The effects of emerging claim and coverage issues on the Company’s business are uncertain and may have an adverse
effect on the Company’s business.
As industry practices and legal, judicial, social and other environmental conditions change, unexpected and unintended
issues related to claims and coverage may emerge. These issues may adversely affect the Company’s business by either extending
coverage beyond its underwriting intent or by increasing the number or size of claims. In some instances, these changes may not
become apparent until some time after the Company has issued insurance policies that are affected by the changes. As a result, the
full extent of liability under the Company’s insurance policies may not be known for many years after a policy is issued.
The Company’s private passenger insurance rates are subject to prior approval by the departments of insurance in
most of the states in which the Company operates, and to political influences.
In most of the states in which the Company operates, it must obtain prior approval from the state department of insurance
of the private passenger insurance rates charged to its customers, including any increases in those rates. If the Company is unable
to receive approval of the rate increases it requests, the Company’s ability to operate its business in a profitable manner may be
limited and its liquidity, financial condition and results of operations may be adversely affected.
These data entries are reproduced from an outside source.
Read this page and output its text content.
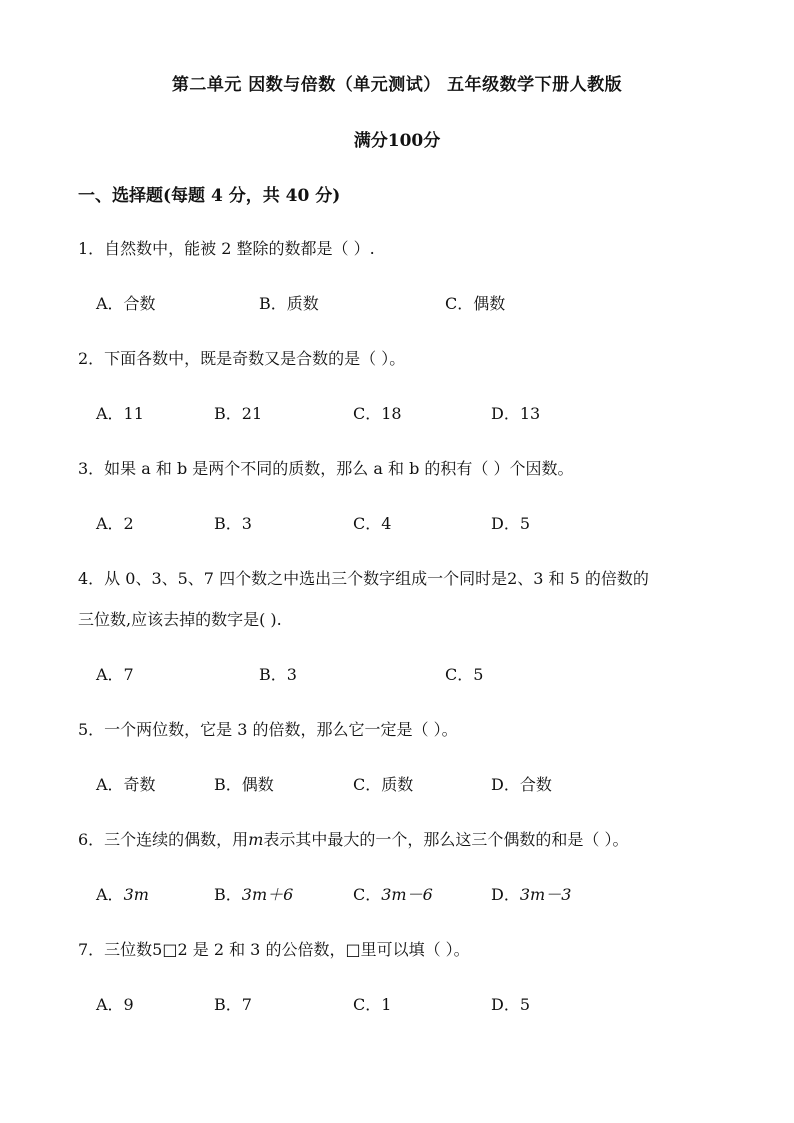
第二单元 因数与倍数（单元测试） 五年级数学下册人教版
满分100分
一、选择题(每题 4 分，共 40 分)
1．自然数中，能被 2 整除的数都是（ ）.
A．合数	B．质数	C．偶数
2．下面各数中，既是奇数又是合数的是（ ）。
A．11	B．21	C．18	D．13
3．如果 a 和 b 是两个不同的质数，那么 a 和 b 的积有（ ）个因数。
A．2	B．3	C．4	D．5
4．从 0、3、5、7 四个数之中选出三个数字组成一个同时是2、3 和 5 的倍数的
三位数,应该去掉的数字是( ).
A．7	B．3	C．5
5．一个两位数，它是 3 的倍数，那么它一定是（ ）。
A．奇数	B．偶数	C．质数	D．合数
6．三个连续的偶数，用m表示其中最大的一个，那么这三个偶数的和是（ ）。
A．3m	B．3m＋6	C．3m－6	D．3m－3
7．三位数5□2 是 2 和 3 的公倍数，□里可以填（ ）。
A．9	B．7	C．1	D．5
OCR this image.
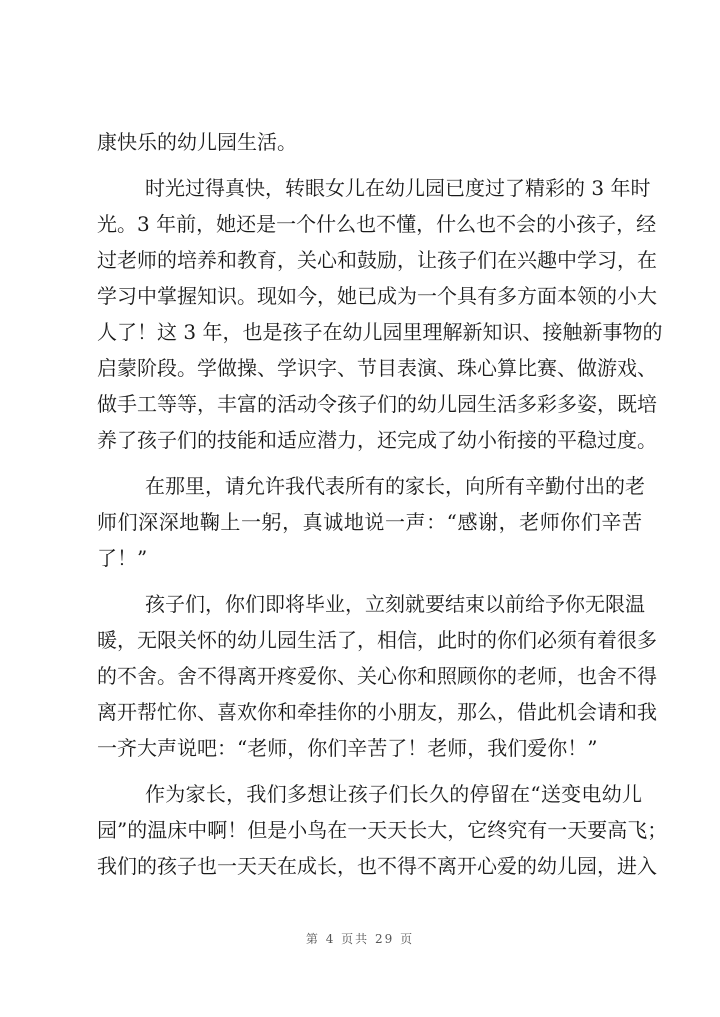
康快乐的幼儿园生活。
时光过得真快，转眼女儿在幼儿园已度过了精彩的 3 年时
光。3 年前，她还是一个什么也不懂，什么也不会的小孩子，经
过老师的培养和教育，关心和鼓励，让孩子们在兴趣中学习，在
学习中掌握知识。现如今，她已成为一个具有多方面本领的小大
人了！这 3 年，也是孩子在幼儿园里理解新知识、接触新事物的
启蒙阶段。学做操、学识字、节目表演、珠心算比赛、做游戏、
做手工等等，丰富的活动令孩子们的幼儿园生活多彩多姿，既培
养了孩子们的技能和适应潜力，还完成了幼小衔接的平稳过度。
在那里，请允许我代表所有的家长，向所有辛勤付出的老
师们深深地鞠上一躬，真诚地说一声：“感谢，老师你们辛苦
了！”
孩子们，你们即将毕业，立刻就要结束以前给予你无限温
暖，无限关怀的幼儿园生活了，相信，此时的你们必须有着很多
的不舍。舍不得离开疼爱你、关心你和照顾你的老师，也舍不得
离开帮忙你、喜欢你和牵挂你的小朋友，那么，借此机会请和我
一齐大声说吧：“老师，你们辛苦了！老师，我们爱你！”
作为家长，我们多想让孩子们长久的停留在“送变电幼儿
园”的温床中啊！但是小鸟在一天天长大，它终究有一天要高飞；
我们的孩子也一天天在成长，也不得不离开心爱的幼儿园，进入
第 4 页共 29 页
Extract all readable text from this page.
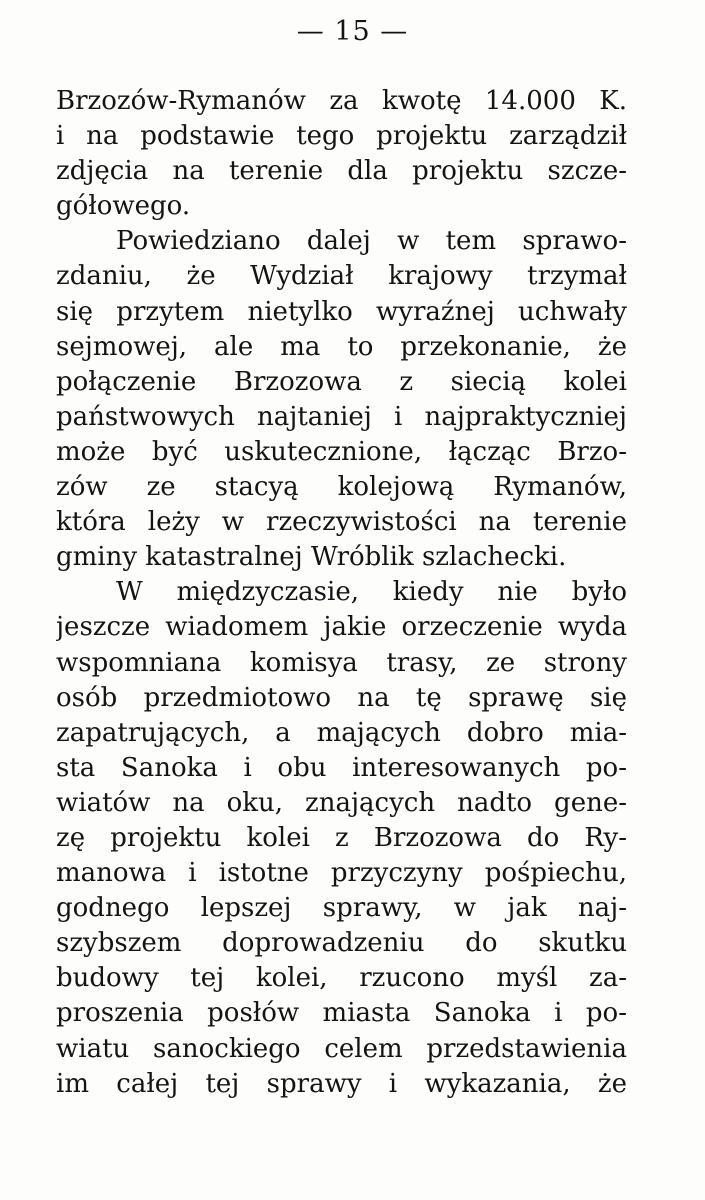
— 15 —
Brzozów-Rymanów za kwotę 14.000 K.
i na podstawie tego projektu zarządził
zdjęcia na terenie dla projektu szcze-
gółowego.
Powiedziano dalej w tem sprawo-
zdaniu, że Wydział krajowy trzymał
się przytem nietylko wyraźnej uchwały
sejmowej, ale ma to przekonanie, że
połączenie Brzozowa z siecią kolei
państwowych najtaniej i najpraktyczniej
może być uskutecznione, łącząc Brzo-
zów ze stacyą kolejową Rymanów,
która leży w rzeczywistości na terenie
gminy katastralnej Wróblik szlachecki.
W międzyczasie, kiedy nie było
jeszcze wiadomem jakie orzeczenie wyda
wspomniana komisya trasy, ze strony
osób przedmiotowo na tę sprawę się
zapatrujących, a mających dobro mia-
sta Sanoka i obu interesowanych po-
wiatów na oku, znających nadto gene-
zę projektu kolei z Brzozowa do Ry-
manowa i istotne przyczyny pośpiechu,
godnego lepszej sprawy, w jak naj-
szybszem doprowadzeniu do skutku
budowy tej kolei, rzucono myśl za-
proszenia posłów miasta Sanoka i po-
wiatu sanockiego celem przedstawienia
im całej tej sprawy i wykazania, że
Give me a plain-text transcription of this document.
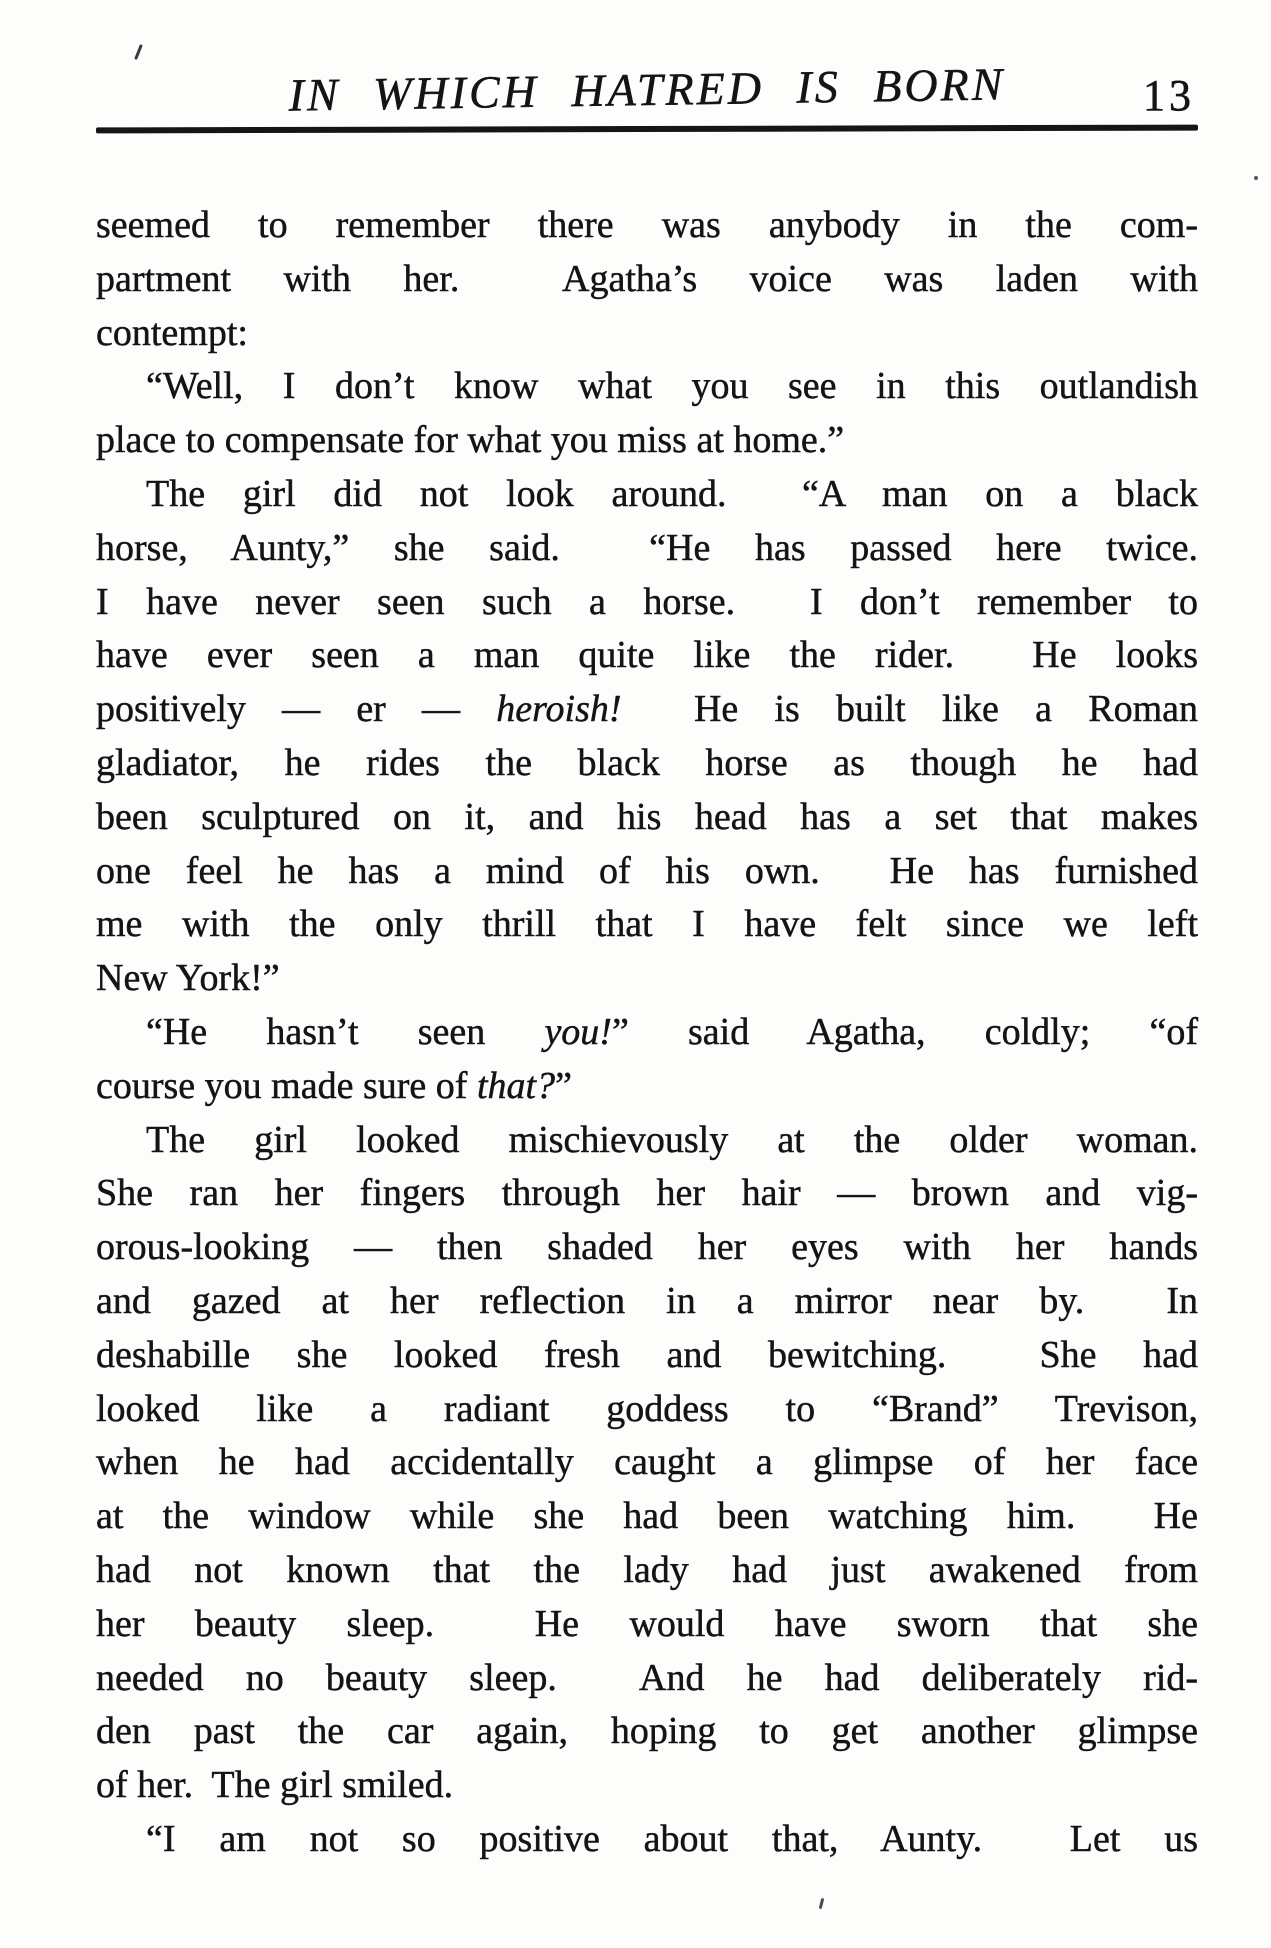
IN WHICH HATRED IS BORN	13
seemed to remember there was anybody in the com-
partment with her.  Agatha’s voice was laden with
contempt:
“Well, I don’t know what you see in this outlandish
place to compensate for what you miss at home.”
The girl did not look around.  “A man on a black
horse, Aunty,” she said.  “He has passed here twice.
I have never seen such a horse.  I don’t remember to
have ever seen a man quite like the rider.  He looks
positively — er — heroish!  He is built like a Roman
gladiator, he rides the black horse as though he had
been sculptured on it, and his head has a set that makes
one feel he has a mind of his own.  He has furnished
me with the only thrill that I have felt since we left
New York!”
“He hasn’t seen you!” said Agatha, coldly; “of
course you made sure of that?”
The girl looked mischievously at the older woman.
She ran her fingers through her hair — brown and vig-
orous-looking — then shaded her eyes with her hands
and gazed at her reflection in a mirror near by.  In
deshabille she looked fresh and bewitching.  She had
looked like a radiant goddess to “Brand” Trevison,
when he had accidentally caught a glimpse of her face
at the window while she had been watching him.  He
had not known that the lady had just awakened from
her beauty sleep.  He would have sworn that she
needed no beauty sleep.  And he had deliberately rid-
den past the car again, hoping to get another glimpse
of her.  The girl smiled.
“I am not so positive about that, Aunty.  Let us
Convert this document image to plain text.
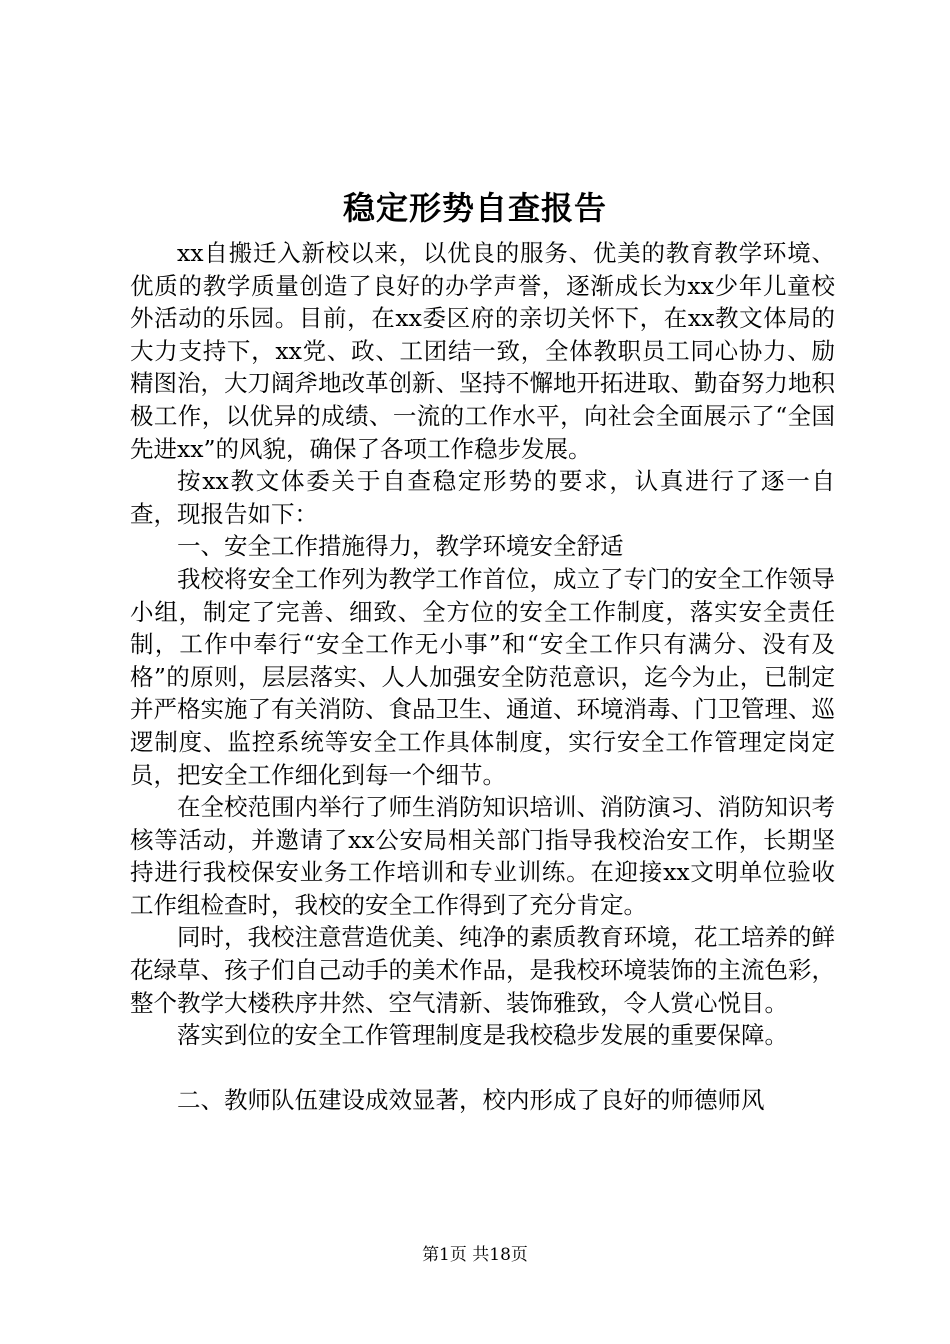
稳定形势自查报告

xx自搬迁入新校以来，以优良的服务、优美的教育教学环境、优质的教学质量创造了良好的办学声誉，逐渐成长为xx少年儿童校外活动的乐园。目前，在xx委区府的亲切关怀下，在xx教文体局的大力支持下，xx党、政、工团结一致，全体教职员工同心协力、励精图治，大刀阔斧地改革创新、坚持不懈地开拓进取、勤奋努力地积极工作，以优异的成绩、一流的工作水平，向社会全面展示了“全国先进xx”的风貌，确保了各项工作稳步发展。

按xx教文体委关于自查稳定形势的要求，认真进行了逐一自查，现报告如下：

一、安全工作措施得力，教学环境安全舒适

我校将安全工作列为教学工作首位，成立了专门的安全工作领导小组，制定了完善、细致、全方位的安全工作制度，落实安全责任制，工作中奉行“安全工作无小事”和“安全工作只有满分、没有及格”的原则，层层落实、人人加强安全防范意识，迄今为止，已制定并严格实施了有关消防、食品卫生、通道、环境消毒、门卫管理、巡逻制度、监控系统等安全工作具体制度，实行安全工作管理定岗定员，把安全工作细化到每一个细节。

在全校范围内举行了师生消防知识培训、消防演习、消防知识考核等活动，并邀请了xx公安局相关部门指导我校治安工作，长期坚持进行我校保安业务工作培训和专业训练。在迎接xx文明单位验收工作组检查时，我校的安全工作得到了充分肯定。

同时，我校注意营造优美、纯净的素质教育环境，花工培养的鲜花绿草、孩子们自己动手的美术作品，是我校环境装饰的主流色彩，整个教学大楼秩序井然、空气清新、装饰雅致，令人赏心悦目。

落实到位的安全工作管理制度是我校稳步发展的重要保障。

二、教师队伍建设成效显著，校内形成了良好的师德师风

第1页 共18页
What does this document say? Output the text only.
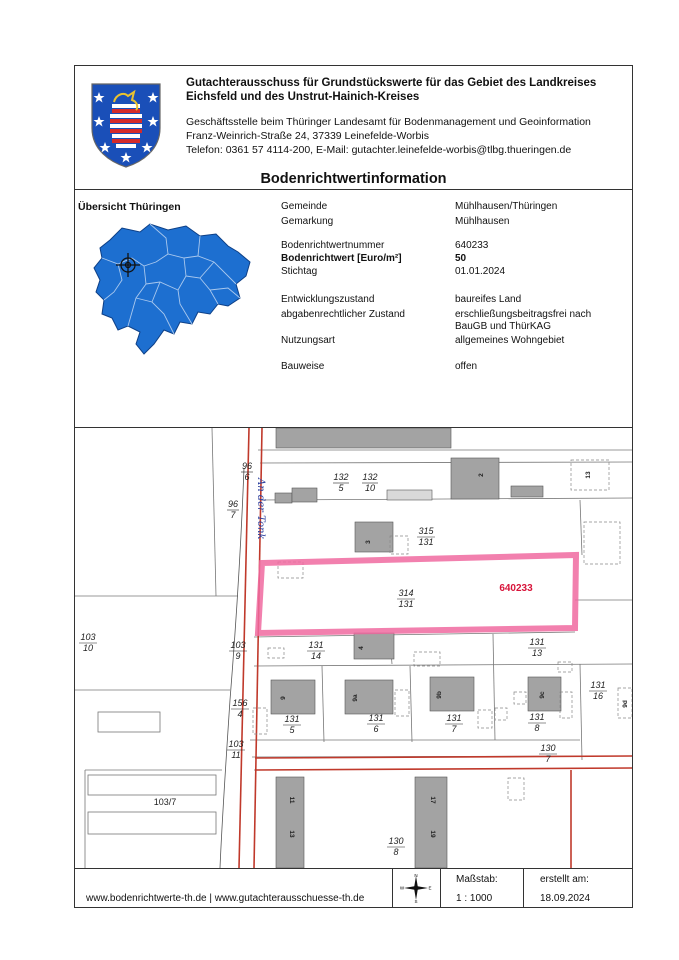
Gutachterausschuss für Grundstückswerte für das Gebiet des Landkreises
Eichsfeld und des Unstrut-Hainich-Kreises
Geschäftsstelle beim Thüringer Landesamt für Bodenmanagement und Geoinformation
Franz-Weinrich-Straße 24, 37339 Leinefelde-Worbis
Telefon: 0361 57 4114-200, E-Mail: gutachter.leinefelde-worbis@tlbg.thueringen.de
Bodenrichtwertinformation
Übersicht Thüringen	Gemeinde	Mühlhausen/Thüringen
Gemarkung	Mühlhausen
Bodenrichtwertnummer	640233
Bodenrichtwert [Euro/m²]	50
Stichtag	01.01.2024
Entwicklungszustand	baureifes Land
abgabenrechtlicher Zustand	erschließungsbeitragsfrei nach
BauGB und ThürKAG
Nutzungsart	allgemeines Wohngebiet
Bauweise	offen
132
5
132
10
96
6
96
7
315
131
314
131
103
10	103
9
131
14
131
13
156
4	131
5
131
6
131
7
131
8
131
16
103
11
130
7
130
8
103/7
640233
An der Tonk
2
3
4
9	9a	9b	9c
9d
11
13
17
19
13
www.bodenrichtwerte-th.de | www.gutachterausschuesse-th.de
N
S
E
W
Maßstab:
1 : 1000
erstellt am:
18.09.2024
From time to time, the private passenger auto insurance industry comes under pressure from state regulators, legislators
and special interest groups to reduce, freeze or set rates at levels that do not correspond with underlying costs, in the opinion of
the Company’s management. The homeowners insurance business faces similar pressure, particularly as regulators in catastrophe-
prone states seek an acceptable methodology to price for catastrophe exposure. In addition, various insurance underwriting and
pricing criteria regularly come under attack by regulators, legislators and special interest groups. The result could be legislation or
regulations that would adversely affect the Company’s business, financial condition and results of operations.
The Company remains highly dependent upon California and several other key states to produce revenues and
operating profits.
For the year ended December 31, 2008, the Company generated approximately 79.4% of its direct automobile insurance
premiums written in California, 6.7% in Florida and 3.5% in New Jersey. The Company’s financial results are therefore subject to
prevailing regulatory, legal, economic, demographic, competitive and other conditions in these states and changes in any of these
conditions could negatively impact the Company’s results of operations.